Bitcoin is, arguably, at an indecisive juncture at the moment, and it broke below the critical support of around $21.7k, weakening the bullish narrative. Alongside a bunch of call earnings due this week and the FOMC announcement on the cards, many strings are attached and are set to control Bitcoin’s price collectively. As analyzed in an article yesterday, the path ahead is likely to be “bumpy” for the king-coin.
Institutions, however, have been upto something of late. Over the past week, digital asset investment products noted a positive flow of $30 million. More than half of the said cumulative figure, $19 million, was contributed by Bitcoin. Alongside, Ethereum also registered positive flows of $8 million. Other alts like Solana and Cardano were also in the same boat and noted inflows worth $1.8 million and $1.4 million, respectively.
Even more interesting to note is that short Bitcoin flows have massively withered of late, with the same registering its lowest volume since October 2020. Until recently, institutions were betting against the price of the king asset. Consequentially, the demand for short-Bitcoin-related products noted new highs.
So, with the reverse trend in play, it seems institutions are eying a recovery. Now, with four successive weeks of inflows, it can be contended that the institutional sentiment is at the turning point.

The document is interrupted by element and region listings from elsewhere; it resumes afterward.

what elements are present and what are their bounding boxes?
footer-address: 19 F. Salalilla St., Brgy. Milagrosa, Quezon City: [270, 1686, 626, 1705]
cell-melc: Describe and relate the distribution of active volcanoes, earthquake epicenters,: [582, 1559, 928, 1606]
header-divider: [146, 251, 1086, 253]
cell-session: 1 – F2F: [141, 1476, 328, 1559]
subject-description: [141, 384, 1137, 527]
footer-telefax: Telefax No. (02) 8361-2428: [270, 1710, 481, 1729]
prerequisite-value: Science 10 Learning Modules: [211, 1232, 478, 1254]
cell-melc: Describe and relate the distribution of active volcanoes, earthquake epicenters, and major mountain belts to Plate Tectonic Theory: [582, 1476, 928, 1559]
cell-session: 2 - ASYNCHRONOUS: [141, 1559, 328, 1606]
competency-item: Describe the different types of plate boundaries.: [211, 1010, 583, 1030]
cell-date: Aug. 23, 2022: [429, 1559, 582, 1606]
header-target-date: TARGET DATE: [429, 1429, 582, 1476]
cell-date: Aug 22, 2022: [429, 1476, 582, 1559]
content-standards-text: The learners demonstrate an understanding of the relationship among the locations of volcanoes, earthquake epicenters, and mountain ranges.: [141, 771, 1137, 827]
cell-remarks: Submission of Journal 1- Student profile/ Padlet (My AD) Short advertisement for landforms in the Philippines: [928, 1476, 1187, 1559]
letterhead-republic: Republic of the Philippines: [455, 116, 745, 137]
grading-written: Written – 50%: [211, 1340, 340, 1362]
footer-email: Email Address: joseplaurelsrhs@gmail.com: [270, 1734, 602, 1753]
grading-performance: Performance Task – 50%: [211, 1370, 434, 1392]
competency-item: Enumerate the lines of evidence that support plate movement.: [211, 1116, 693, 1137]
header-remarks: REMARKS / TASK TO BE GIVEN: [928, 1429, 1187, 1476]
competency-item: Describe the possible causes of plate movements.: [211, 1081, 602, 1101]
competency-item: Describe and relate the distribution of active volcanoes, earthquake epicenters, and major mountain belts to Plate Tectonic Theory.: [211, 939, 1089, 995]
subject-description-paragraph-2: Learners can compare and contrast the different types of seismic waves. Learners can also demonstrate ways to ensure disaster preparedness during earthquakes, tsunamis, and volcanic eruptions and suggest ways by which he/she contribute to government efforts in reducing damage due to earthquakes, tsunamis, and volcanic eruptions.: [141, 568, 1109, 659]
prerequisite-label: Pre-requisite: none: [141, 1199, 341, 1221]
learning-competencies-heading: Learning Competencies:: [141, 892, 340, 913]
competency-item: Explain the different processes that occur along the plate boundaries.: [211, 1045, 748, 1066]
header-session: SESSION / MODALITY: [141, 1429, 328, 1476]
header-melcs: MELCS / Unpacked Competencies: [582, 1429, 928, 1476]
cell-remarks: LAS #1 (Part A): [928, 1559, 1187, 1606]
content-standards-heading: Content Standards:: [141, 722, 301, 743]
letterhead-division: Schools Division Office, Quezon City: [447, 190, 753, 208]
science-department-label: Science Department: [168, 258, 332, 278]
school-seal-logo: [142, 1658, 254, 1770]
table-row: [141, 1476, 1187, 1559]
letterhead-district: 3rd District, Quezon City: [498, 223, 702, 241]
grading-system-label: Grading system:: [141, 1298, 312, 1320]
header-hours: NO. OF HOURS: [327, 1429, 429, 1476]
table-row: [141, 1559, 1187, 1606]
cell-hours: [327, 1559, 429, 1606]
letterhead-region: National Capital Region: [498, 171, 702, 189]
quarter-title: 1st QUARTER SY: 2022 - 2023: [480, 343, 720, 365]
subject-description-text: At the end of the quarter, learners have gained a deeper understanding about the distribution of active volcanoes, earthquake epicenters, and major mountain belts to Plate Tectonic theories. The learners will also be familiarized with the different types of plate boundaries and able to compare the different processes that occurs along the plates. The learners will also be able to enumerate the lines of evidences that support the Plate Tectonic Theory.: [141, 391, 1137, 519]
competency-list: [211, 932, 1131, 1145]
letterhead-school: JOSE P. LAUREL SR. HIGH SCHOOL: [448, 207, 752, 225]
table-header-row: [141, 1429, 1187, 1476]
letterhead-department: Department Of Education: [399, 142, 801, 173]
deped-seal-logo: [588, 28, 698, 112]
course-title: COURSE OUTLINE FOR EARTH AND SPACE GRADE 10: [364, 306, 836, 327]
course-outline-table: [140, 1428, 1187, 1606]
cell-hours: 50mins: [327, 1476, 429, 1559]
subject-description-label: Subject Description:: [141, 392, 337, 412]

Are macro factors aligned for Bitcoin?
At the moment, an exciting phenomenon concerning coin maturity is in play for Bitcoin. Essentially, HODLers—even the ones in losses—are unwilling to let go of their coins.
As illustrated in the chart below, the region around $20k has noted an elevated demand, indicating a significant transfer of ownership within this zone. Alongside, towards the market value side, the maturity can decline relative to the ATH value side, indicating that HODLers who accumulated coins back during the highs and have heavy unrealized losses are reluctant to sell.
Elaborating on the same, Glassnode’s latest weekly report asserted,
“… an increasingly large proportion of the supply is held by HODLers who are allowing coins to mature despite holding losses.”
Alongside, a positive breakout has been noted on the market realized gradient oscillator, indicating increasing momentum. As stated, this metric gauges the momentum in market pricing relative to the capital inflows recorded in the realized cap.
Back-to-back higher/lower peaks indicate increasing momentum to the upside/downside. Also, breaks above/below 0 suggest that a new uptrend/downtrend is in play.
So, a further continuation of the current trend to the upside would signify that “short-term relief is a probability.” Conversely, rejection from a positive region would imply a “deterioration in short-term momentum.”
“Long-term supply dynamics continue to improve, as redistribution takes place, gradually moving coins towards the HODLers. Momentum in the short-term suggests continuation of the upswing, provided the Realized Price and Long Term Holder Realized Price can hold as a support level.”
Momentum likely suggests the worst of the capitulation could be over, and we might note a relief—like sensed by institutions—in the future. However, a proper LT recovery may require more time as Bitcoin’s “foundational repair” continues.